The current a voltage source (like a battery in this case) delivers is up to the load. The current rating is only the maximum the source can deliver. It can't somehow force this onto the load. For example, if you connect a 1.5 kΩ resistor accross the 1.5 V battery, only 1 mA will flow. This will be true whether the battery or power supply was rated for 1 A, 10 A, or 100 mA, since all those are more than the 1 mA the load will draw.

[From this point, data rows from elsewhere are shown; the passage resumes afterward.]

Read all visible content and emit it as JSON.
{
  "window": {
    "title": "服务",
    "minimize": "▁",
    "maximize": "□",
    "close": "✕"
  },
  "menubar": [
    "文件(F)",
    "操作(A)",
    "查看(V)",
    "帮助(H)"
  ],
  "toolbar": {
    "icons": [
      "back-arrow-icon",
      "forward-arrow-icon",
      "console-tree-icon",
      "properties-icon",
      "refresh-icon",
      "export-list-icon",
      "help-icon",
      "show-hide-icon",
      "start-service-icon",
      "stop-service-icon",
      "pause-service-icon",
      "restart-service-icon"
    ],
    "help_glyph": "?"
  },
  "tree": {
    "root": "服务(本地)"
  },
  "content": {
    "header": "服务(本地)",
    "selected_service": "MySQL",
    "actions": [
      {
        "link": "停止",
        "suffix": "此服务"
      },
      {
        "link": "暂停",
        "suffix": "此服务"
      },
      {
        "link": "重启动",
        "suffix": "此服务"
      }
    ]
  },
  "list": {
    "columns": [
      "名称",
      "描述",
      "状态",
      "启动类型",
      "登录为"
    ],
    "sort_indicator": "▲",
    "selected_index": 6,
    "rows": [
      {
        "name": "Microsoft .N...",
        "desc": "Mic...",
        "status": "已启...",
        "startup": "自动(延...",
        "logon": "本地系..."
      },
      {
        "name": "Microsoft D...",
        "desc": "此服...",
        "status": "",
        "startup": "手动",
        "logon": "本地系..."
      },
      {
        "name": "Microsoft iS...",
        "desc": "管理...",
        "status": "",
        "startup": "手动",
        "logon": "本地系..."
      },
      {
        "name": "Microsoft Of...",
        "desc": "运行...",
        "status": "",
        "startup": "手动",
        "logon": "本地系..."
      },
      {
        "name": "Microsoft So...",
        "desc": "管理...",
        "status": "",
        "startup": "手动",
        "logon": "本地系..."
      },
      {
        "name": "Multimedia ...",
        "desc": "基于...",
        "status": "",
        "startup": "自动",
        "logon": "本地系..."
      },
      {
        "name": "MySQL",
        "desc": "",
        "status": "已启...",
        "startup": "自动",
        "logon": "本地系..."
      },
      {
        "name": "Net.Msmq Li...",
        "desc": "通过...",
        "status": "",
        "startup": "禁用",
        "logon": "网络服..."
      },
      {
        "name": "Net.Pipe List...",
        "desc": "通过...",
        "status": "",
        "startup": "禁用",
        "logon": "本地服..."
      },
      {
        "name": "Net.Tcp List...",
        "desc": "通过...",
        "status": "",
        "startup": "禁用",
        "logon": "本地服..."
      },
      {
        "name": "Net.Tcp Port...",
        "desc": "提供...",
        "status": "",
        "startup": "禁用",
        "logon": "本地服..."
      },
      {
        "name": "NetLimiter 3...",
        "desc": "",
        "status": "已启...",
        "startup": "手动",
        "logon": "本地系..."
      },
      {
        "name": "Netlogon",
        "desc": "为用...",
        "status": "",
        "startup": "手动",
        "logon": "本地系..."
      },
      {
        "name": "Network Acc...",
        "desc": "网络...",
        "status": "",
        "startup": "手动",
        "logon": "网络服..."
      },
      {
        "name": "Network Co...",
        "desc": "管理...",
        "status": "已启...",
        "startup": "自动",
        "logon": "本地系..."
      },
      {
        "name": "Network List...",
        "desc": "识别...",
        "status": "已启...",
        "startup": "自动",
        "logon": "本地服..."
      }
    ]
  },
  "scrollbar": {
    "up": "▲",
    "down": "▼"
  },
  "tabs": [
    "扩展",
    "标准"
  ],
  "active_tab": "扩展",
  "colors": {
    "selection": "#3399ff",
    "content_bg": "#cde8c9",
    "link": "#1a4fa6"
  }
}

What causes harm to your body and what you feel is current, not voltage. The published levels of how much current is safe vary quite a bit out there depending on what part of the body and what point the author is trying to make. You want to be extra careful running current accross the heart and thru the brain. Between two fingers of the same hand is relavtively safe in that it will be uncomfortable before you get hurt. You can safely put your fingers accross a 1.5 V battery because the skin resistance prevents any significant current from flowing. As shown above, it would take 1.5 kΩ just to get 1 mA. Normal skin resistance is in the 10s of kΩ at least. You can try dipping your fingers in salt water and then touching both ends of the 1.5 V battery and see if you feel anything. Again, make sure this is the fingers of the same hand. That way just in case you get any significant current it will stay local to the hand and not get to the heart or brain. You can definitely feel a 9 V battery on the tounge, but I don't know if even wet fingers is enough to feel a 1.5 V battery. If you try it, let us know.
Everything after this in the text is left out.